Using PUT and BXM to gauge the performance of options-shorting strategies
If there's one thing that defines 2015 so far, it's that at the end of the day/week/month, nothing much tends to happen. Like the prices on the board better last week? Not to worry, you'll probably see them again next week. And so on. Churn, churn, churn.
So, it sure seems like good times for option-shorting strategies. The Chicago Board Options Exchange (CBOE) indexes several, including the CBOE S&P 500 PutWrite Index (PUT):
"On Friday, May 8, the CBOE S&P 500 PutWrite Index (PUTSM) closed at 1501.08, its highest all-time daily close and the first time the index closed above 1500. PUT is an award-winning benchmark index that measures the performance of a hypothetical portfolio that sells S&P 500® Index (SPX) put options against collateralized cash reserves held in a money market account."

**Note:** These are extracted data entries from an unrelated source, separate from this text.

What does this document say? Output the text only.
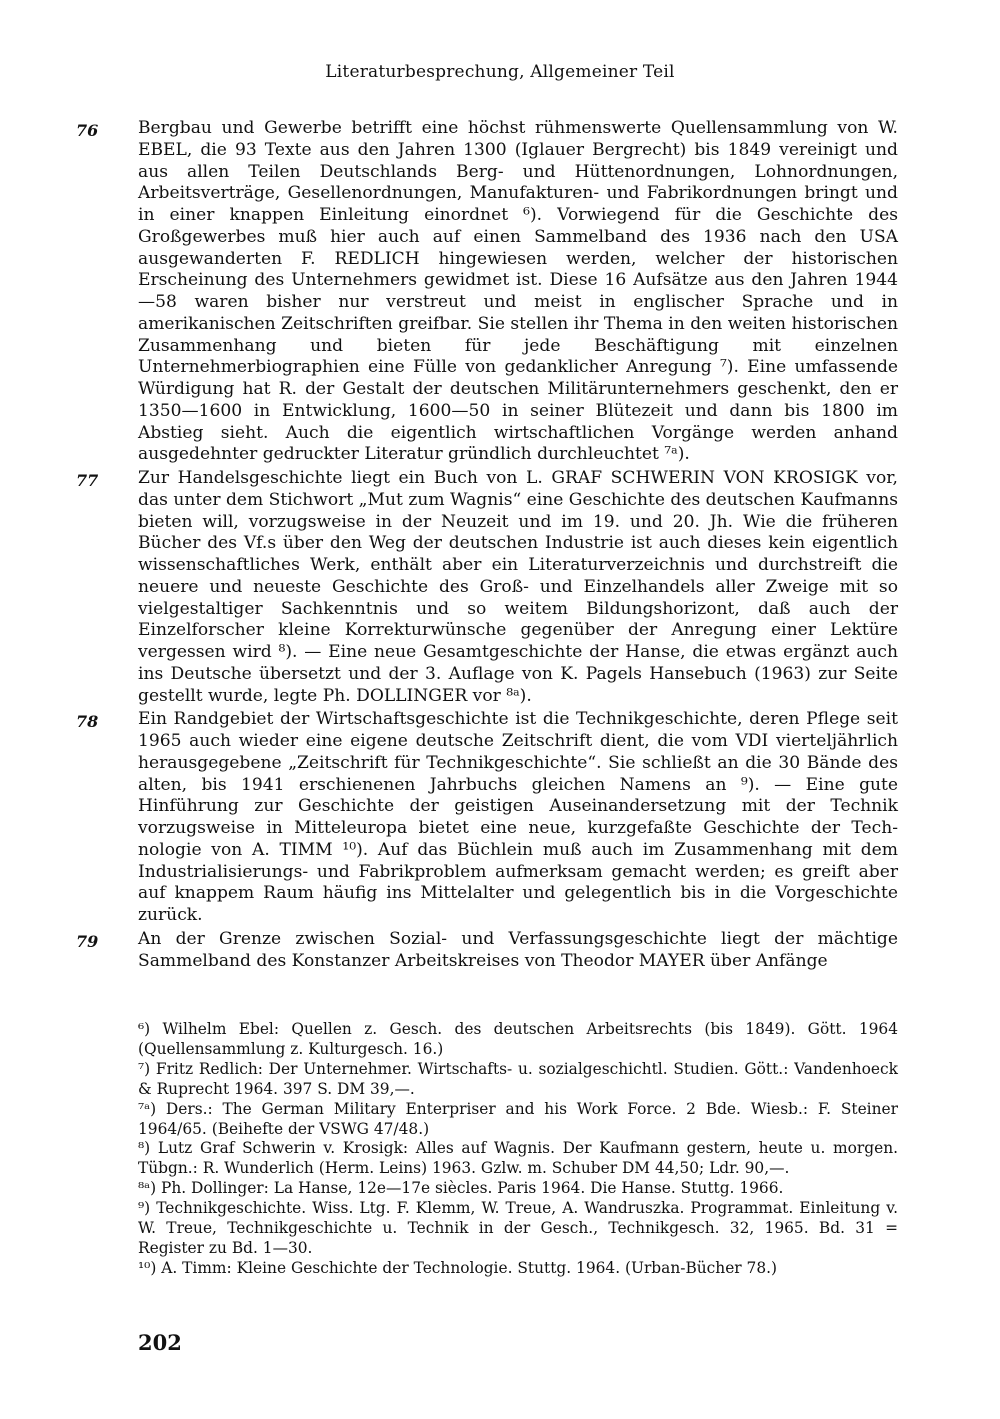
Literaturbesprechung, Allgemeiner Teil
76 Bergbau und Gewerbe betrifft eine höchst rühmenswerte Quellensammlung von W. EBEL, die 93 Texte aus den Jahren 1300 (Iglauer Bergrecht) bis 1849 vereinigt und aus allen Teilen Deutschlands Berg- und Hüttenordnungen, Lohnordnungen, Arbeitsverträge, Gesellenordnungen, Manufakturen- und Fabrikordnungen bringt und in einer knappen Einleitung einordnet ⁶). Vorwiegend für die Geschichte des Großgewerbes muß hier auch auf einen Sammelband des 1936 nach den USA ausgewanderten F. REDLICH hingewiesen werden, welcher der historischen Erscheinung des Unternehmers gewidmet ist. Diese 16 Aufsätze aus den Jahren 1944—58 waren bisher nur verstreut und meist in englischer Sprache und in amerikanischen Zeitschriften greifbar. Sie stellen ihr Thema in den weiten historischen Zusammenhang und bieten für jede Beschäftigung mit einzelnen Unternehmerbiographien eine Fülle von gedanklicher Anregung ⁷). Eine umfassende Würdigung hat R. der Gestalt der deutschen Militärunternehmers geschenkt, den er 1350—1600 in Entwicklung, 1600—50 in seiner Blütezeit und dann bis 1800 im Abstieg sieht. Auch die eigentlich wirtschaftlichen Vorgänge werden anhand ausgedehnter gedruckter Literatur gründlich durchleuchtet ⁷ᵃ).
77 Zur Handelsgeschichte liegt ein Buch von L. GRAF SCHWERIN VON KROSIGK vor, das unter dem Stichwort „Mut zum Wagnis“ eine Geschichte des deutschen Kaufmanns bieten will, vorzugsweise in der Neuzeit und im 19. und 20. Jh. Wie die früheren Bücher des Vf.s über den Weg der deutschen Industrie ist auch dieses kein eigentlich wissenschaftliches Werk, enthält aber ein Literaturverzeichnis und durchstreift die neuere und neueste Geschichte des Groß- und Einzelhandels aller Zweige mit so vielgestaltiger Sachkenntnis und so weitem Bildungshorizont, daß auch der Einzelforscher kleine Korrekturwünsche gegenüber der Anregung einer Lektüre vergessen wird ⁸). — Eine neue Gesamtgeschichte der Hanse, die etwas ergänzt auch ins Deutsche übersetzt und der 3. Auflage von K. Pagels Hansebuch (1963) zur Seite gestellt wurde, legte Ph. DOLLINGER vor ⁸ᵃ).
78 Ein Randgebiet der Wirtschaftsgeschichte ist die Technikgeschichte, deren Pflege seit 1965 auch wieder eine eigene deutsche Zeitschrift dient, die vom VDI vierteljährlich herausgegebene „Zeitschrift für Technikgeschichte“. Sie schließt an die 30 Bände des alten, bis 1941 erschienenen Jahrbuchs gleichen Namens an ⁹). — Eine gute Hinführung zur Geschichte der geistigen Auseinandersetzung mit der Technik vorzugsweise in Mitteleuropa bietet eine neue, kurzgefaßte Geschichte der Technologie von A. TIMM ¹⁰). Auf das Büchlein muß auch im Zusammenhang mit dem Industrialisierungs- und Fabrikproblem aufmerksam gemacht werden; es greift aber auf knappem Raum häufig ins Mittelalter und gelegentlich bis in die Vorgeschichte zurück.
79 An der Grenze zwischen Sozial- und Verfassungsgeschichte liegt der mächtige Sammelband des Konstanzer Arbeitskreises von Theodor MAYER über Anfänge
⁶) Wilhelm Ebel: Quellen z. Gesch. des deutschen Arbeitsrechts (bis 1849). Gött. 1964 (Quellensammlung z. Kulturgesch. 16.)
⁷) Fritz Redlich: Der Unternehmer. Wirtschafts- u. sozialgeschichtl. Studien. Gött.: Vandenhoeck & Ruprecht 1964. 397 S. DM 39,—.
⁷ᵃ) Ders.: The German Military Enterpriser and his Work Force. 2 Bde. Wiesb.: F. Steiner 1964/65. (Beihefte der VSWG 47/48.)
⁸) Lutz Graf Schwerin v. Krosigk: Alles auf Wagnis. Der Kaufmann gestern, heute u. morgen. Tübgn.: R. Wunderlich (Herm. Leins) 1963. Gzlw. m. Schuber DM 44,50; Ldr. 90,—.
⁸ᵃ) Ph. Dollinger: La Hanse, 12e—17e siècles. Paris 1964. Die Hanse. Stuttg. 1966.
⁹) Technikgeschichte. Wiss. Ltg. F. Klemm, W. Treue, A. Wandruszka. Programmat. Einleitung v. W. Treue, Technikgeschichte u. Technik in der Gesch., Technikgesch. 32, 1965. Bd. 31 = Register zu Bd. 1—30.
¹⁰) A. Timm: Kleine Geschichte der Technologie. Stuttg. 1964. (Urban-Bücher 78.)
202
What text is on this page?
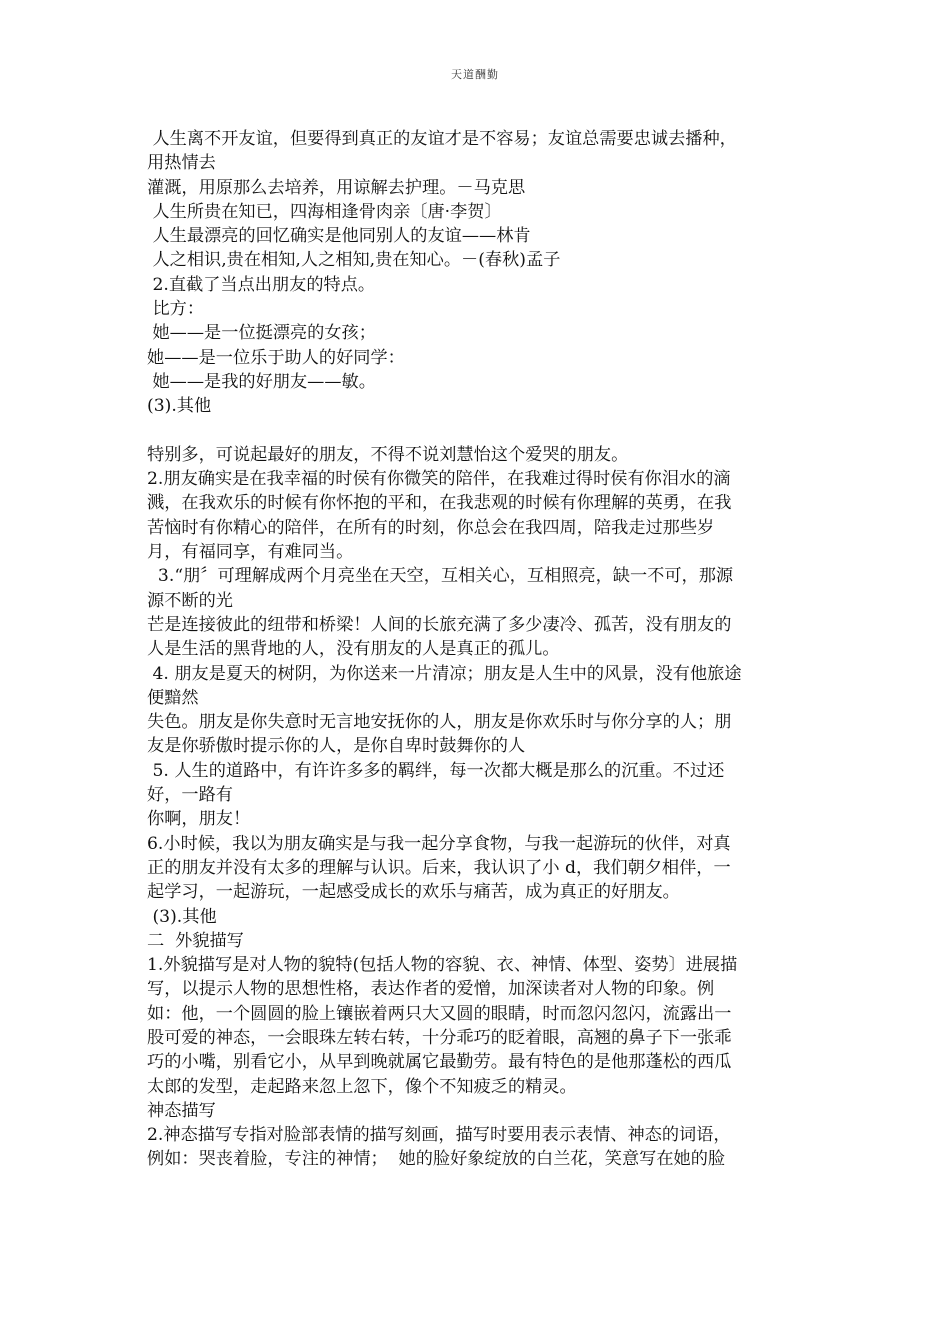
天道酬勤
人生离不开友谊，但要得到真正的友谊才是不容易；友谊总需要忠诚去播种，
用热情去
灌溉，用原那么去培养，用谅解去护理。－马克思
人生所贵在知已，四海相逢骨肉亲〔唐·李贺〕
人生最漂亮的回忆确实是他同别人的友谊——林肯
人之相识,贵在相知,人之相知,贵在知心。－(春秋)孟子
2.直截了当点出朋友的特点。
比方：
她——是一位挺漂亮的女孩；
她——是一位乐于助人的好同学：
她——是我的好朋友——敏。
(3).其他
特别多，可说起最好的朋友，不得不说刘慧怡这个爱哭的朋友。
2.朋友确实是在我幸福的时侯有你微笑的陪伴，在我难过得时侯有你泪水的滴
溅，在我欢乐的时候有你怀抱的平和，在我悲观的时候有你理解的英勇，在我
苦恼时有你精心的陪伴，在所有的时刻，你总会在我四周，陪我走过那些岁
月，有福同享，有难同当。
3.“朋〞可理解成两个月亮坐在天空，互相关心，互相照亮，缺一不可，那源
源不断的光
芒是连接彼此的纽带和桥梁！人间的长旅充满了多少凄冷、孤苦，没有朋友的
人是生活的黑背地的人，没有朋友的人是真正的孤儿。
4. 朋友是夏天的树阴，为你送来一片清凉；朋友是人生中的风景，没有他旅途
便黯然
失色。朋友是你失意时无言地安抚你的人，朋友是你欢乐时与你分享的人；朋
友是你骄傲时提示你的人，是你自卑时鼓舞你的人
5. 人生的道路中，有许许多多的羁绊，每一次都大概是那么的沉重。不过还
好，一路有
你啊，朋友！
6.小时候，我以为朋友确实是与我一起分享食物，与我一起游玩的伙伴，对真
正的朋友并没有太多的理解与认识。后来，我认识了小 d，我们朝夕相伴，一
起学习，一起游玩，一起感受成长的欢乐与痛苦，成为真正的好朋友。
(3).其他
二  外貌描写
1.外貌描写是对人物的貌特(包括人物的容貌、衣、神情、体型、姿势〕进展描
写，以提示人物的思想性格，表达作者的爱憎，加深读者对人物的印象。例
如：他，一个圆圆的脸上镶嵌着两只大又圆的眼睛，时而忽闪忽闪，流露出一
股可爱的神态，一会眼珠左转右转，十分乖巧的眨着眼，高翘的鼻子下一张乖
巧的小嘴，别看它小，从早到晚就属它最勤劳。最有特色的是他那蓬松的西瓜
太郎的发型，走起路来忽上忽下，像个不知疲乏的精灵。
神态描写
2.神态描写专指对脸部表情的描写刻画，描写时要用表示表情、神态的词语，
例如：哭丧着脸，专注的神情；  她的脸好象绽放的白兰花，笑意写在她的脸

That, of course, makes some sense. Over time, a strategy that mimics PUT does quite well. But here's what's a bit odd: It hasn't done terrific in 2015, at least on a relative basis. Here's PUT vs. the SPDR S&P 500 ETF Trust (SPY) for this year:
Chart courtesy of TDAmeritrade thinkorswim
It's about 100 bps better than SPY, which is nice, but it's literally only accomplished that in the last couple days. It actually modestly trails another very similar CBOE index: CBOE S&P 500 BuyWrite Index (BXM). PUT indexes rolled put sales, whereas BXM indexes rolled buy-writes. They sound like they should track almost identically -- and they do -- but BXM has outperformed a bit all year.
Chart courtesy of TDAmeritrade thinkorswim
It's important to remember that these are indexes, not funds. So, why would the theoretical buy-write outperform an identical put sale? It really shouldn't; they should be essentially equal, if it's the same strike. And selling puts might tie up less capital. But what if I told you there was an even better way to take advantage of the range in 2015 than either of these?
Remember our friend the VelocityShares Daily Inverse VIX Short-Term ETN (XIV)? It's the inverse of the iPath S&P 500 VIX Short-Term Futures ETN (VXX). It's not identical to selling puts, but it should behave in a similar fashion. The contango drift in VXX mimics the time decay of a regular option. Here's XIV vs. PUT in 2015:
Chart courtesy of TDAmeritrade thinkorswim
Now THAT'S outperformance. Of course, you can't get that without risk. Volatility has declined across the board this year in a big way. That's mostly thanks to the pop at the end of 2014, and the pleasures of arbitrary endpoints. If we get a vol pop, XIV might wildly underperform SPY and PUT and BXM in shorter time frames. All of which highlights an oddity of the strategies highlighted by PUT and BXM: Options-writing strategies reduce the volatility of returns!
Disclaimer: Mr. Warner's opinions expressed above do not necessarily represent the views of Schaeffer's Investment Research.